Takes Position Against Transparency Laws and Openness In Government
The Regents of the University of California has moved the court seeking to intervene in a lawsuit brought by California Parents for the Equalization of Educational Materials (CAPEEM) and three parents of California schoolchildren. The Regents’ Motion calls for treating professors as a special category of people whose emails should be entitled to blanket protection and secrecy even when such emails involve the participation of professors in governmental processes and their collusion with government officials. According to their brief filed in the Federal Court in San Francisco, it would violate the “academic freedom” of professors if they were not permitted to keep their communications related to work with government agencies a secret.
CAPEEM and three co-plaintiffs filed their lawsuit in February 2017 challenging the California’s History-Social Science curriculum which they said violated their religious rights under the Constitution. The current dispute arose during the Discovery phase of the lawsuit. The plaintiffs issued several subpoenas resulting in one professor from the University of Wisconsin turning over documents designated “Confidential.” The plaintiffs asked the court to remove the designation, after which the Regents of the University of California filed their Motion opposing the plaintiffs.
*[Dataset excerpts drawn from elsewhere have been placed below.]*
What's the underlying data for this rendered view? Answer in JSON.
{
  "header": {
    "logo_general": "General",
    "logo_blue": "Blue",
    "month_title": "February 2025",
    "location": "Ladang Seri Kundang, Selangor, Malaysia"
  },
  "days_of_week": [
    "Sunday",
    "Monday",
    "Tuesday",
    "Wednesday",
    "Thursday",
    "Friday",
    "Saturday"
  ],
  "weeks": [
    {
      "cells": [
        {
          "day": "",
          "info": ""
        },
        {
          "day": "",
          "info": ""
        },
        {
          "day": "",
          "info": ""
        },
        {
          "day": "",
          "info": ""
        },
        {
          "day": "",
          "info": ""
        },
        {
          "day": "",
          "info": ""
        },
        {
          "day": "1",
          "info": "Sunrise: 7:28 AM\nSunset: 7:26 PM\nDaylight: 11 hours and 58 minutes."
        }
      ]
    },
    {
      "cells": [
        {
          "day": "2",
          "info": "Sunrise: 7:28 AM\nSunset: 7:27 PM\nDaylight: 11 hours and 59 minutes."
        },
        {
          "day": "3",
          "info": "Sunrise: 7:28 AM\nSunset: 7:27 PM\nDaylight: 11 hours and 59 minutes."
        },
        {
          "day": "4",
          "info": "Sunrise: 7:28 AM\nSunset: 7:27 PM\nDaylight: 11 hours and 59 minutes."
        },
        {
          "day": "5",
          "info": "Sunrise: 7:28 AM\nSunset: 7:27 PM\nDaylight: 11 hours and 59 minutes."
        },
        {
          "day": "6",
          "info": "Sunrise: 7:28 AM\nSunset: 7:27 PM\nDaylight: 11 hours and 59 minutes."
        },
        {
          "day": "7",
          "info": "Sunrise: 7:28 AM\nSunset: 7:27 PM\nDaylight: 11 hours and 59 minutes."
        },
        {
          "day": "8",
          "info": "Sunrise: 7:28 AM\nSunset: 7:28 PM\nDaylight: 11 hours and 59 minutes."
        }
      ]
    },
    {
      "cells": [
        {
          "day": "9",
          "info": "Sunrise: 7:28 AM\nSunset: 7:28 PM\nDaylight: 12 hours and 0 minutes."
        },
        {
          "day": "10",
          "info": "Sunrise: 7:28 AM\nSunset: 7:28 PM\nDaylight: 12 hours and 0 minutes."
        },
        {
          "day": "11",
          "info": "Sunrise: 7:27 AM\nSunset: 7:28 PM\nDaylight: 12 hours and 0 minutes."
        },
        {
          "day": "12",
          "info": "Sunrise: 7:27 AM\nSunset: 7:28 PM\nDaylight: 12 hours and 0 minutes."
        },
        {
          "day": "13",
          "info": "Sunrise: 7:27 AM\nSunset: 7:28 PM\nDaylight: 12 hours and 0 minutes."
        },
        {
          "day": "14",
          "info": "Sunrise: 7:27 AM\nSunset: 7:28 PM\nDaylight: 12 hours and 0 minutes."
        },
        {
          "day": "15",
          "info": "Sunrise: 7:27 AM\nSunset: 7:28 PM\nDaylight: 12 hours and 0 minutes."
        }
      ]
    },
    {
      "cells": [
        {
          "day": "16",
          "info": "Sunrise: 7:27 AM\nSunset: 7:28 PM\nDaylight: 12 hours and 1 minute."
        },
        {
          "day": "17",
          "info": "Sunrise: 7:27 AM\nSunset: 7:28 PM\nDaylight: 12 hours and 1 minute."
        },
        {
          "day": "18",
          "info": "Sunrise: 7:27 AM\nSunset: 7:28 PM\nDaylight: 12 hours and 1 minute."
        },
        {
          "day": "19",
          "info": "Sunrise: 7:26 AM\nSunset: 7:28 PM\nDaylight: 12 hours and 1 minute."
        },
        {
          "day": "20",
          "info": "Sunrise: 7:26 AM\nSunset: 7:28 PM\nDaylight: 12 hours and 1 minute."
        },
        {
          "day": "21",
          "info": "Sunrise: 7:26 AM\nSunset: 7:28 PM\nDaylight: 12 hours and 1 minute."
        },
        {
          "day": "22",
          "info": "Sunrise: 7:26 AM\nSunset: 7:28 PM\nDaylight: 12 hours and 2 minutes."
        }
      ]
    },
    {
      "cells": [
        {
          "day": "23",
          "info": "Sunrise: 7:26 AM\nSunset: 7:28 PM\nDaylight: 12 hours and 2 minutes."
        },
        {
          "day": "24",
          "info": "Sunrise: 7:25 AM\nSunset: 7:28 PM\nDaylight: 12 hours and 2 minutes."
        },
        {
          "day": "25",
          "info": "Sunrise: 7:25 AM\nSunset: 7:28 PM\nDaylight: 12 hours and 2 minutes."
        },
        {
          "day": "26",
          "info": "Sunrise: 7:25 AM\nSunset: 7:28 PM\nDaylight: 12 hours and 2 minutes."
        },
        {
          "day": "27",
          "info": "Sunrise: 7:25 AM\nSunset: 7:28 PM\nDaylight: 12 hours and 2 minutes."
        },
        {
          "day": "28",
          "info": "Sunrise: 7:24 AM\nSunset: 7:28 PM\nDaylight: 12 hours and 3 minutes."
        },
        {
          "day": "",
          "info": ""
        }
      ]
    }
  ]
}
The plaintiffs will ask the court to go through every document page by page and determine whether they truly relate to research and scholarship, which courts sometimes protect, or the communications are simply activism by the professors to influence public policy. “We do not believe the documents the University of Wisconsin considers confidential are the type that courts have protected in order to encourage progress in scholarship,” said Glenn Katon, an Oakland-based civil rights attorney who represents the plaintiffs.
“If University of California is successful in its efforts, it will send a signal to government officials around the country that they can act without accountability and conduct their processes in secrecy, as long as they use a few professors as a smokescreen for their backroom deals. This could render all sunshine laws moot,” said Arvind Kumar, Director of CAPEEM.
The plaintiffs intend to fight the University of California’s Motion. CAPEEM is a non-profit organization representing parents in California whose children are affected by California’s public school curriculum and is run by unpaid volunteers, while the University of California is backed by hundreds of billions of dollars of taxpayer money.